Most patients show great improvement after only one treatment. Since the protective biofilm that normally covers the tooth enamel is removed during the whitening procedure, you should avoid smoking and drinking pigmented liquids (coffee, tea, red wine) for about 24 hours after the whitening is completed. After 24 hours, the biofilm is usually back in place. The final color will usually regress one shade in the first 1 to 3 months, with most of the change coming in the first week. Some teeth may need a second appointment (or a combination of in-office and at-home tray system whitening) to achieve the desired result. The degree of whitening for any tooth is variable and impossible to predict. However, recent studies show that 97% of all patients who whiten their teeth are happy with the result. The color change should be satisfactory for 3 to 7 years.
If you have dental restorations (crowns, bonding), the plastics and porcelain will not change color. You may need to have some of those fillings redone once your teeth are lightened. We will let you know whether you can expect to have some fillings replaced due to the color change. If you are going to have fillings replaced, you should wait at least 2 weeks after the whitening is completed for the tooth color to stabilize before new restorations are placed. Some postoperative sensitivity is possible, but it usually disappears quickly. The tooth enamel or dentin is not damaged by the whitening process.

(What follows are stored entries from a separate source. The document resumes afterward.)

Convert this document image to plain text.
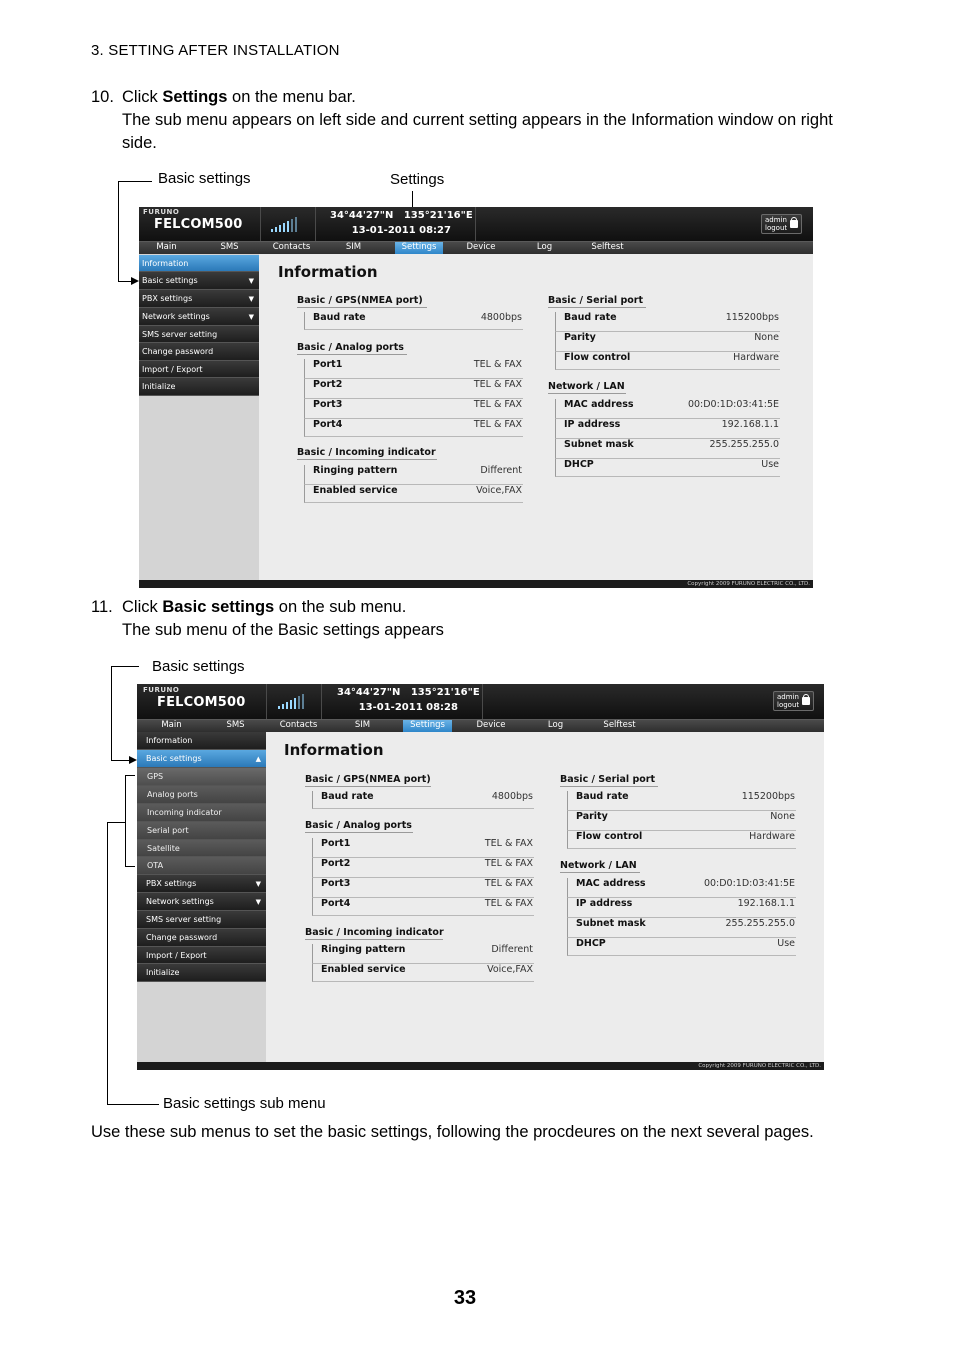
3. SETTING AFTER INSTALLATION
10. Click Settings on the menu bar.
The sub menu appears on left side and current setting appears in the Information window on right side.
Basic settings	Settings
FURUNO
FELCOM500
34°44'27"N 135°21'16"E
13-01-2011 08:27
admin
logout
Main	SMS	Contacts	SIM	Settings	Device	Log	Selftest
Information
Basic settings	▼
PBX settings	▼
Network settings	▼
SMS server setting
Change password
Import / Export
Initialize
Information
Basic / GPS(NMEA port)
Baud rate	4800bps
Basic / Analog ports
Port1	TEL & FAX
Port2	TEL & FAX
Port3	TEL & FAX
Port4	TEL & FAX
Basic / Incoming indicator
Ringing pattern	Different
Enabled service	Voice,FAX
Basic / Serial port
Baud rate	115200bps
Parity	None
Flow control	Hardware
Network / LAN
MAC address	00:D0:1D:03:41:5E
IP address	192.168.1.1
Subnet mask	255.255.255.0
DHCP	Use
Copyright 2009 FURUNO ELECTRIC CO., LTD.
11. Click Basic settings on the sub menu.
The sub menu of the Basic settings appears
Basic settings
Basic settings sub menu
FURUNO
FELCOM500
34°44'27"N 135°21'16"E
13-01-2011 08:28
admin
logout
Main	SMS	Contacts	SIM	Settings	Device	Log	Selftest
Information
Basic settings	▲
GPS
Analog ports
Incoming indicator
Serial port
Satellite
OTA
PBX settings	▼
Network settings	▼
SMS server setting
Change password
Import / Export
Initialize
Information
Basic / GPS(NMEA port)
Baud rate	4800bps
Basic / Analog ports
Port1	TEL & FAX
Port2	TEL & FAX
Port3	TEL & FAX
Port4	TEL & FAX
Basic / Incoming indicator
Ringing pattern	Different
Enabled service	Voice,FAX
Basic / Serial port
Baud rate	115200bps
Parity	None
Flow control	Hardware
Network / LAN
MAC address	00:D0:1D:03:41:5E
IP address	192.168.1.1
Subnet mask	255.255.255.0
DHCP	Use
Copyright 2009 FURUNO ELECTRIC CO., LTD.
Use these sub menus to set the basic settings, following the procdeures on the next several pages.
33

AT HOME WHITENING involves using a soft, thin, comfortable mouthguard-like tray. An impression is made of your teeth, and custom whitening trays are fabricated. Then at home, you place the whitening solution in the trays and wear them for an hour or two each day or sleep with them in place all night. With in-office whitening, you come to the office for 1 or 2 hours, and a stronger whitening solution is applied by us and activated for that time. Usually only one visit is required.
The color change should last for 3 to 7 years in most people. The color change you see immediately after the whitening is completed will regress one shade over the course of 1 to 3 months, with most of the change taking place in the first week. If you drink a lot of coffee, tea, cola beverages, red wine, or if you smoke, the teeth may begin to turn darker again. When this happens, the whitening process can be repeated.
The possible side effects include temporary white discoloration of the gum tissue if the office whitening solution comes into contact with the gum. This goes away quickly. The teeth may become slightly sensitive to temperature changes for a short time. This also goes away quickly. There is no damage to the tooth enamel, dentin, or pulp from the whitening process. Fillings and crowns do not whiten. When your teeth change to a lighter color, you may need to have those fillings and/or crowns redone. We will let you know whether this is a possibility before we whiten your teeth. There are no other adverse effects known.
The teeth that show when you talk, smile, or eat are the teeth that would benefit your appearance most if whitened. Usually the top teeth are whitened because they are much more visible than the bottom teeth, but both arches can be successfully whitened. The lower teeth take about three times as long to reach the color change of the top teeth.